Il faut partir du principe qu’un objet n’a pas de biais. Il prend une image, il la capte. Mais c’est l’humain qui va décider de la façon dont elle sera traitée, de sa mise en valeur. Par exemple, quand je prends une photo de ma famille avec un Samsung ou un iPhone, ça ne va jamais, il faut faire des ajustements…

Ou alors, prenons des amies dans un bar qui veulent faire un selfie, et sur les trois, il n’y en a que deux que l’on voit. S’il y a trois personnes avec trois teints différents, il faut pouvoir voir les trois teints ! Donc là, l’objectif avec ce projet Real Tone, c’est de faire en sorte que, sur un Google Pixel, on n’ait pas à modifier les réglages par défaut de la caméra pour prendre une photo ou que l’appareil photo capte tous les teints, et pas uniquement ceux de l’hémisphère nord.

Pour ça, on a fait des tests avec plusieurs images, dans plusieurs situations, sur un échantillon de personnes très large. On se demande : “Est-ce qu’on te voit bien, est-ce que tu aimes comment tu ressors ? Ah, celle-là, elle est beaucoup trop rouge, personne n’est rouge comme ça dans la vraie vie…” Des constats flagrants. L’inclusion est là : on teste sur tout le monde. On se fie aussi à des données très objectives, le signal RVB, le reflet du contraste dans les contextes de basse lumière… C’est de la physique !
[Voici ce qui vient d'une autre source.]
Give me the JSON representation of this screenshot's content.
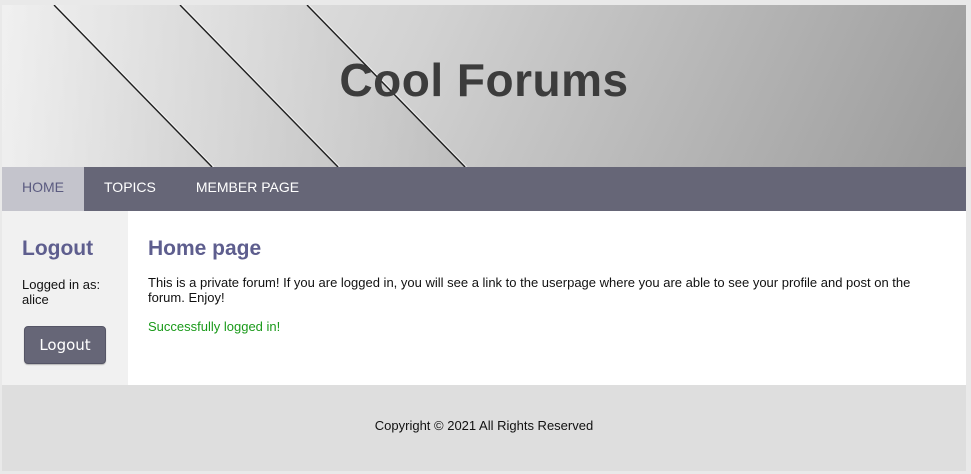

“Les smartphones sont des outils qu’on utilise tous les jours. Ils font circuler des images et forgent l’inconscient de tout le monde. Donc que la technologie soit inclusive, c’est important.”

Et ça fonctionne ?

Oui, ça fait trois ans que je collabore dessus côté recherche d’images et j’ai vraiment vu le progrès. C’est hyper-important car les smartphones sont des outils qu’on utilise tous les jours. Ils font circuler des images et forgent l’inconscient de tout le monde. Donc que la technologie soit inclusive dans ces moments-là, c’est important.

Quand on se rend compte que tout son entourage professionnel vient du même milieu, il faut essayer d’aller chercher au-delà, quitte à accepter des personnes avec moins d’expérience, à les former, car le point de vue de l’autre nous enrichit. Plus on élargit le cercle des personnes qui sont dans la représentation, plus on va vers une représentation plus honnête. Et s’il y a plus de jeunes femmes “issues de la diversité” comme on dit en France, moi, j’aime bien juste dire “de tout bord”, qui sont intéressées par le milieu de l’étalonnage, qu’elles y aillent, quoi. On les attend. Venez !

Natacha Ikoli présente deux films au Sundance Film Festival 2023 : Invisible Beauty et Joonam.